“But can you just tell me if he’s okay?” My voice cracks. “Please. His name is Ryan Lewis. He’s part of Unit 347. He jumped in hours ago—”
“I’m really sorry.”
The line goes dead.
I stare at the phone in my hand, numb. My heart is beating way too fast, but it’s not doing anything useful, just slamming against my ribs like it’s trying to outrun the panic tightening around my chest.
I lower the phone slowly and say, “I’m going.”
Dad’s head snaps up from where he’s been standing by the window. “Going where?”
“To the fire. To the site. To the base camp…wherever he is.”
“Absolutely not,” he says, like it’s final. Like his word is law and I’m still ten years old with scraped knees and a bedtime. “I don’t want to see you stepping foot near that inferno.”
“Then don’t watch,” I shoot back, surprising even myself with the steel in my voice.
“You don’t understand how dangerous it is out there, Clea.”
“I understand enough,” I snap. “I understand that he’s out there risking his life and I’m sitting here doing nothing. And I can’t do that. I won’t.”
Dad opens his mouth again, but this time, Mom steps in. “Let her go.”
We both blink at her.
“What?” Dad says, dumbfounded. “You’re seriously telling me…”
“She’s not a kid anymore,” Mom says softly. “And if someone I cared about was in danger like that, I’d want to be close. She deserves that choice.”
My chest tightens. I meet her gaze, and for the first time, I see her…not just as my mother, but as a woman. Someone who has probably felt all the same things I’m feeling now. Love. Fear. Helplessness. Fire in the blood.
She pulls her car keys out of her purse and places them gently into my palm. “Take my car. It’s got a full tank.”
I blink through the tears threatening to spill. “Thank you.”
She tucks a strand of hair behind my ear and smiles, small and sad. “Just…be careful, okay?”
“I will.”
I wrap my arms around her, and she hugs me back like it’s the most natural thing in the world. For a second, we’re not at odds. We’re just two women…two hearts…trying to hold on to something before it slips away.

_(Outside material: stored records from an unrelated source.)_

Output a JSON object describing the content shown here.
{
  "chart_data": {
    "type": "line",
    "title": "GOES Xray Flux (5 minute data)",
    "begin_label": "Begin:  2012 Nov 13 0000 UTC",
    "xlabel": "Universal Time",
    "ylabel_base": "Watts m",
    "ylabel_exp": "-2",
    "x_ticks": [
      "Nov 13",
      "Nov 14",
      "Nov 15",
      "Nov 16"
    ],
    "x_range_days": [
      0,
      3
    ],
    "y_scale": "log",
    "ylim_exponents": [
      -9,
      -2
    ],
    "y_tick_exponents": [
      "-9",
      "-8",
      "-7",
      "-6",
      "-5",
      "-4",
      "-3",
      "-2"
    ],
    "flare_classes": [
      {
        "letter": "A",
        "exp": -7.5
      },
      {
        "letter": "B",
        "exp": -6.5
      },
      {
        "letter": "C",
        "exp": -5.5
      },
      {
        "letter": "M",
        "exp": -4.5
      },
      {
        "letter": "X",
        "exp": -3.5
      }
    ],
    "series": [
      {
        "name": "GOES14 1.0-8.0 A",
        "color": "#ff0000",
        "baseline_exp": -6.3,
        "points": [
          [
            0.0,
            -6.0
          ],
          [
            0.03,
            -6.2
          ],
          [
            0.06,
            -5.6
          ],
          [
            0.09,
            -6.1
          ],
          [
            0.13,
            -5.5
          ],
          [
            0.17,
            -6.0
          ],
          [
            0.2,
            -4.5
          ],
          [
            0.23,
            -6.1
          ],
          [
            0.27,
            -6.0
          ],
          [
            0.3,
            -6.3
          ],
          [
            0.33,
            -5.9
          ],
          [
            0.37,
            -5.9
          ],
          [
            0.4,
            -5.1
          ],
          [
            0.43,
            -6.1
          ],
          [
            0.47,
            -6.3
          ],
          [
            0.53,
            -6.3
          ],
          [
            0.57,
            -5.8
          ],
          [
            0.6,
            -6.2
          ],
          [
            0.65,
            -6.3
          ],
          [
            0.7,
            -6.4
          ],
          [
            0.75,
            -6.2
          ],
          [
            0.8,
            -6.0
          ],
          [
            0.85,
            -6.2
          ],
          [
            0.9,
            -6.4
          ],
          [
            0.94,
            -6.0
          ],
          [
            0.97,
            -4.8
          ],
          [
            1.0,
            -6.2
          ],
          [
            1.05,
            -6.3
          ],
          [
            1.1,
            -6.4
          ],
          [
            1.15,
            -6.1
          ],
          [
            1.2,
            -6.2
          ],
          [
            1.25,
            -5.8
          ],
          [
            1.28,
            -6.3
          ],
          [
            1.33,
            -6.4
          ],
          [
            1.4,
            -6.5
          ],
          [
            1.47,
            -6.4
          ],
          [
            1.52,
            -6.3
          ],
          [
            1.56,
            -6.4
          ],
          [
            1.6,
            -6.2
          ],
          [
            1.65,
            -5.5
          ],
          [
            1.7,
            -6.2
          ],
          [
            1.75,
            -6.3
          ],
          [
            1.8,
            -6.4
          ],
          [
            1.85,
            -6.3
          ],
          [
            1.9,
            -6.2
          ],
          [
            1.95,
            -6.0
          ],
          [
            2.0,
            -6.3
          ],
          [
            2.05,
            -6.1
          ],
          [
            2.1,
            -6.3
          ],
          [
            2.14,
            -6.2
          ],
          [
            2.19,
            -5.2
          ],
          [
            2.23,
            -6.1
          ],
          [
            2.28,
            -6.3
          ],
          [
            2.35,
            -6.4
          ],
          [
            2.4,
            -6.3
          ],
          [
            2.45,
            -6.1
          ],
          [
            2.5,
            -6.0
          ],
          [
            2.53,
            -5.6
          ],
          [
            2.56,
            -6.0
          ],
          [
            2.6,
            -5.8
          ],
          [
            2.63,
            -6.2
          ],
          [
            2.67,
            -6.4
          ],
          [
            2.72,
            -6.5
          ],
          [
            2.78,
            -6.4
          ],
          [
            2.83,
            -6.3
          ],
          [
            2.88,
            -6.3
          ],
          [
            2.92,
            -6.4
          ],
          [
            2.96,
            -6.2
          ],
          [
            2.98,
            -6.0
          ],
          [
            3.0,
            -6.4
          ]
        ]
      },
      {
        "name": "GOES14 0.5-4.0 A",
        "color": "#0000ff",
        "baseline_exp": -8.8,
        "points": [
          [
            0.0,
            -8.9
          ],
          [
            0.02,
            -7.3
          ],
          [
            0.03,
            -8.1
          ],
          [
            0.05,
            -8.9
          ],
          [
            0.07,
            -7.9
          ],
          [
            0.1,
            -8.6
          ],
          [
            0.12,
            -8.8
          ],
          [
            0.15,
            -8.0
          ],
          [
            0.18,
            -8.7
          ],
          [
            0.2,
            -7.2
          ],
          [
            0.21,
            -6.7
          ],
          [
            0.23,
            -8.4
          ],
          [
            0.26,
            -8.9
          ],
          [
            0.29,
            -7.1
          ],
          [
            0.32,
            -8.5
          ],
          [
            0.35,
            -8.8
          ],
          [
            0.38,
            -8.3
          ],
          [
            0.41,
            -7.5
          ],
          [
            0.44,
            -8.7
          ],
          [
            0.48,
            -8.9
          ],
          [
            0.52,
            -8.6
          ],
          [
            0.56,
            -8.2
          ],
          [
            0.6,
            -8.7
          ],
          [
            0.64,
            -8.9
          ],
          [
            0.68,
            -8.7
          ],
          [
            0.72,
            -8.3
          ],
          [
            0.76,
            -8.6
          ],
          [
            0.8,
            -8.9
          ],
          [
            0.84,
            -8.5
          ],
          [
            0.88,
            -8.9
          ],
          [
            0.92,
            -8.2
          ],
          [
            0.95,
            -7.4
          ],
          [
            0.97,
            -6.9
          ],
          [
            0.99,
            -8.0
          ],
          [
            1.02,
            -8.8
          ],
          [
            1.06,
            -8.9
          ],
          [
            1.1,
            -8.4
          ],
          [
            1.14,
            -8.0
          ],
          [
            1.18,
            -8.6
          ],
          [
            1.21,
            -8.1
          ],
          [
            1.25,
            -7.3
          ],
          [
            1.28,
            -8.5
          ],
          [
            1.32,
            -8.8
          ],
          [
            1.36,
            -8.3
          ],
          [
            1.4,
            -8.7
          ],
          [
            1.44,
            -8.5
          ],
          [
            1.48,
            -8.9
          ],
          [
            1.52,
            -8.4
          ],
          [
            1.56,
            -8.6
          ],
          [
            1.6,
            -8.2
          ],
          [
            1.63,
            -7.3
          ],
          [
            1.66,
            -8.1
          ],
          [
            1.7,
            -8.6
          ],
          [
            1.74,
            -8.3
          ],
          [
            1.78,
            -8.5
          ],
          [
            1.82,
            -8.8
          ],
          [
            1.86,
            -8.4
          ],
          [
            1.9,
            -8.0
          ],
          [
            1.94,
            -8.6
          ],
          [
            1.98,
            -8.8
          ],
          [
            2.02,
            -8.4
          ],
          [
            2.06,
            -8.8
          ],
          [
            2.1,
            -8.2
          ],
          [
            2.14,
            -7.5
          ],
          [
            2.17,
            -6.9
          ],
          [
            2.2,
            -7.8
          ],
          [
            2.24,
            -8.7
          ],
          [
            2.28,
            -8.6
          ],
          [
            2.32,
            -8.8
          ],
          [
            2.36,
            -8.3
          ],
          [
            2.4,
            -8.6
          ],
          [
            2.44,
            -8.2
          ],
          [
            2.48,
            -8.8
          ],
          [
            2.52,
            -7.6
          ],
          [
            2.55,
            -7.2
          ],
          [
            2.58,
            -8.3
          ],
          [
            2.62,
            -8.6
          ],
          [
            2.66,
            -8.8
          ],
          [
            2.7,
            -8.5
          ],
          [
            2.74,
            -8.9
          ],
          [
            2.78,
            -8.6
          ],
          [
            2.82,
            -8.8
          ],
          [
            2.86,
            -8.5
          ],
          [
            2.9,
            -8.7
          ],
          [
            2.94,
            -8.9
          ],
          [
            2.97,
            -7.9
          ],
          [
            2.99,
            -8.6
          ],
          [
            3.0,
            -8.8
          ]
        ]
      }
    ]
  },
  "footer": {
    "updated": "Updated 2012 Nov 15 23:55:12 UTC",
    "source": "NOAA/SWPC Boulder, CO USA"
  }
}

“Maybe we can…talk more,” I whisper. “After this.”
“I’d like that,” she says.
I pull away, nod once, then grab my bag and head for the door without looking at my dad.
It’s a short drive to the site of the fire, but it feels like eternity. The road leading up to the fire base is chaos—crawling with news vans, police cars, hotshot crews, and civilians. I park a good half mile away and start running the second my feet hit dirt.
The smoke is thick even from here, curling high into the sky like a monster refusing to die. The fire looks like it’s been beatenback, blackened trees and scorched earth but the air still abuzz with panic. People are barking orders into radios. Reporters are scrambling for footage. Every siren in the county is screaming in the distance.
Where is he?
I scan every face. Search every helmet, every soot-streaked uniform, but I don’t see any sign of Ryan.
Panic kicks in like a second heartbeat, pounding in my chest and my throat and behind my eyes.
Where is he, where is he, where is he—?